We’ve written about some of these snarky public relations issues in the past; these resources offer deep thoughts and strategies to deal with some of PR’s most troublesome situations.
Dealing with an Angry Public
For years, Harvard University and the Massachusetts Institute of Technology sponsored a joint, intensive professional development experience by this name. We first heard about it we believe in the 1980s. For a lofty price, this seminar has led participants through training experiences in persuasion, negotiation, crisis analysis and problem solving—all skills any mature PR professional should have. After examining no doubt hundreds of corporate public relations crises—some well known, others lesser known, but still highly volatile—seminar leaders, Lawrence Susskind and Patrick Field, went on to publish a book of the same name in 1996. Needless to say, these are critical skills for professionals in public affairs, issues advocacy, and reputation management; yet they also hold great value for PR professionals throughout the ranks.
One essential lesson that can be derived from Susskind and Field’s case study approach gets to the heart of public relations practice:
- Focus on mutual gains. In any adversarial relationship, PR people need to keep focusing on mutual benefits. This not only has been a consistent positioning in the changing definition of public relations, but it’s also a critical difference between public relations and lobbying–another area we’ve also written about recently—which tends to be motivated more by “winning” or at least making the other party lose.
Doing Business with People Prone to Lying
Similarly, Leslie John in the July-August 2016 issue of Harvard Business Review emphasizes practicing reciprocity in dealing with people in situations where they may be prone to lie.
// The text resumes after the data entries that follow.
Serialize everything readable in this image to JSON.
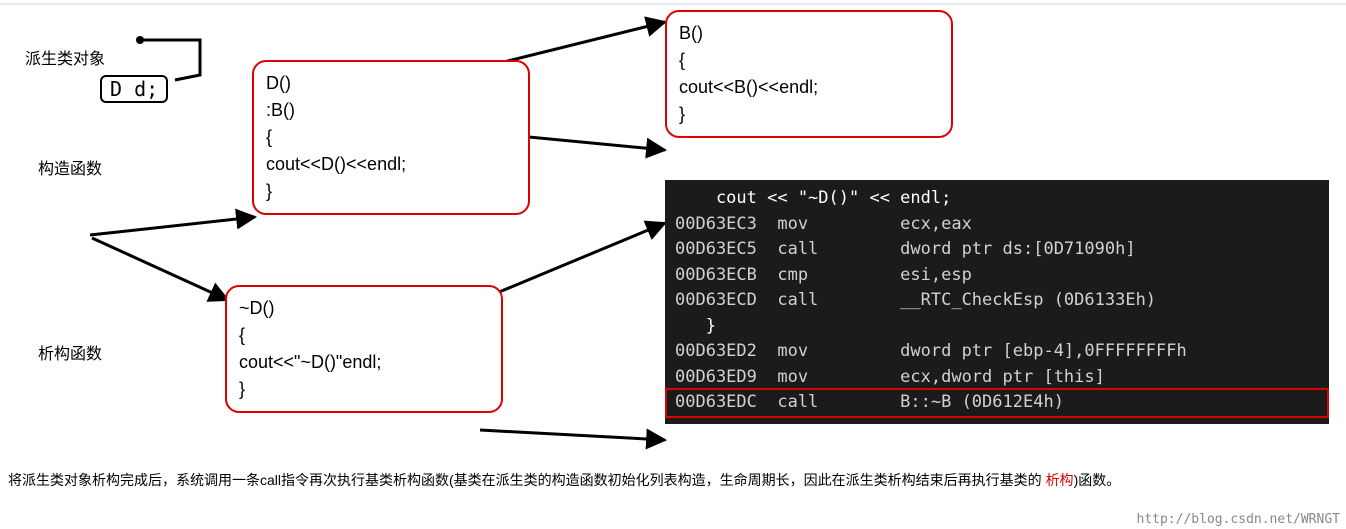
{
  "labels": {
    "derived_object": "派生类对象",
    "constructor": "构造函数",
    "destructor": "析构函数",
    "decl": "D d;"
  },
  "boxes": {
    "d_ctor": {
      "l1": "D()",
      "l2": "  :B()",
      "l3": "{",
      "l4": "   cout<<D()<<endl;",
      "l5": "}"
    },
    "b_ctor": {
      "l1": "B()",
      "l2": "{",
      "l3": "   cout<<B()<<endl;",
      "l4": "}"
    },
    "d_dtor": {
      "l1": "~D()",
      "l2": "{",
      "l3": "   cout<<\"~D()\"endl;",
      "l4": "}"
    }
  },
  "asm": {
    "title": "    cout << \"~D()\" << endl;",
    "r1": "00D63EC3  mov         ecx,eax",
    "r2": "00D63EC5  call        dword ptr ds:[0D71090h]",
    "r3": "00D63ECB  cmp         esi,esp",
    "r4": "00D63ECD  call        __RTC_CheckEsp (0D6133Eh)",
    "r5": "   }",
    "r6": "00D63ED2  mov         dword ptr [ebp-4],0FFFFFFFFh",
    "r7": "00D63ED9  mov         ecx,dword ptr [this]",
    "r8": "00D63EDC  call        B::~B (0D612E4h)"
  },
  "caption": {
    "t1": "将派生类对象析构完成后，系统调用一条call指令再次执行基类析构函数(基类在派生类的构造函数初始化列表构造，生命周期长，因此在派生类析构结束后再执行基类的 ",
    "red": "析构",
    "t2": ")函数。"
  },
  "watermark": "http://blog.csdn.net/WRNGT"
}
Not inconsequentially, we see this as potentially any situation where stakes on the outcome are high. While it’s not for us to say who may or may not be given to lying in any particular situation, it would be disingenuous to say that public relations people never encounter or may never have to deal with liars.
As something as an antidote to dealing with people who lie, John offers this advice:
Humans have a strong inclination to reciprocate disclosure: When someone shares information with us, our instinct is to match their transparency.” So, when reciprocity is practiced—when PR people share little-known facts to outsiders—it encourages the recipient to open up and make admissions to an equal degree.
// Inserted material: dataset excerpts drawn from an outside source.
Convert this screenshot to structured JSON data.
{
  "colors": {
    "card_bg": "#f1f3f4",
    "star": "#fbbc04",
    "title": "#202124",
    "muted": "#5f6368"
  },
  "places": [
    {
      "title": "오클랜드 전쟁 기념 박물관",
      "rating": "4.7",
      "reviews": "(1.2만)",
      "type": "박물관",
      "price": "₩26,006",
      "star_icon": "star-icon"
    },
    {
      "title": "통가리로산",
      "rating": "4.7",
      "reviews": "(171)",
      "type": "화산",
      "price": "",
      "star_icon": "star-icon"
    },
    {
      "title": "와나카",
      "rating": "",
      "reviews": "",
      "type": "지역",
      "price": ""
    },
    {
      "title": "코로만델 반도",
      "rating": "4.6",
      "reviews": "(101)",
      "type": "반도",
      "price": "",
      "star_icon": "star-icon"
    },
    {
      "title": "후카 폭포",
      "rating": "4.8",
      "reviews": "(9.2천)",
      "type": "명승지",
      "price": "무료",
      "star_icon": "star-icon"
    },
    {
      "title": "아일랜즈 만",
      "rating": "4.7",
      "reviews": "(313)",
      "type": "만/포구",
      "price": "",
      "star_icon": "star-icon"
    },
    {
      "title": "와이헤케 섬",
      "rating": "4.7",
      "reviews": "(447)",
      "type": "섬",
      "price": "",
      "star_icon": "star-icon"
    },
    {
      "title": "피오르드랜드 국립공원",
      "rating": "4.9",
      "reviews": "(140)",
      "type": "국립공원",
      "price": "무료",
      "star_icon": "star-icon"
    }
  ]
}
Although John cautions that reciprocity works best when it is initiated, it must also be approached cautiously: Reciprocity should be based on “an issue of strategic importance,” John writes, but later goes on to say that “it should start small: Share a substantive but not critical piece of information. Only if your counterpart reciprocates should you continue the tit for tat.” In other words, what’s disclosed should not be damaging, but it should have some value to the other side. When this is done, John says “it can foster trust and facilitate better outcomes through collaboration and joint problem solving.”
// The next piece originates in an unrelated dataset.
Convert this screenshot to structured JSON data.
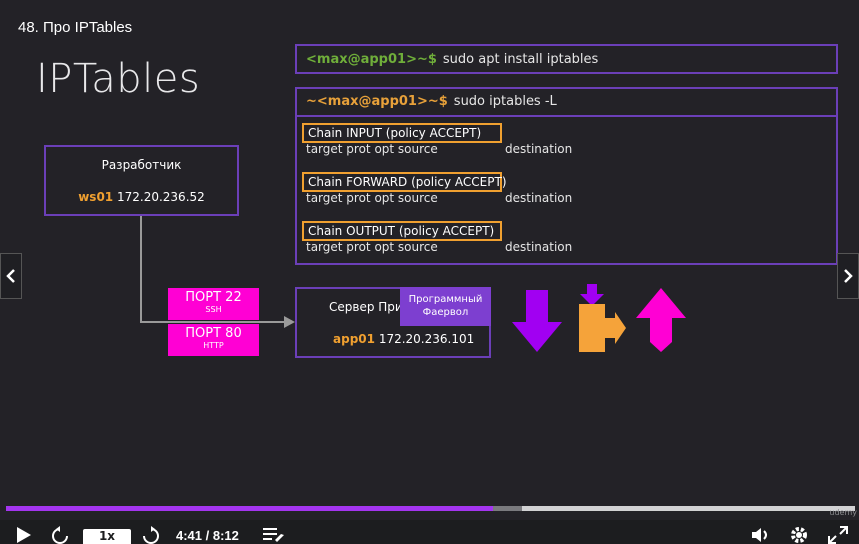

Many PR professionals accustomed to working with the media may recognize this strategy as a good basis for effective media relations. While this is not to suggest that journalists practice anything other than forthright questioning and truth-seeking motives, it is also true that journalists’ relations with PR pros can often be adversarial until both parties work hard to establish trust. Often, this mutual trust is created through a similar kind of quid pro quo.
Similar guidance offered by these publications and echoed in others, especially Beebe and Beebe, include the following:
- Anticipate and acknowledge differences. Don’t minimize or fail to recognize differences of opinion. Let people know they’ve been heard. (p. 326)
- Seek common ground. Look to establish rapport by identifying and citing areas of mutual concern. Emphasize shared concerns over perceived differences.
- Answer differences/concerns with well-reasoned rebuttals. Adversaries will be unnecessarily antagonized with responses that resort to fallacies—described aptly by Dealing With an Angry Public reviewer Tanya Glaser as stonewalling, whitewashes, smokescreens, false pretenses, blame-shifting, and vicious attacks on critics—rather than sincere efforts to communicate.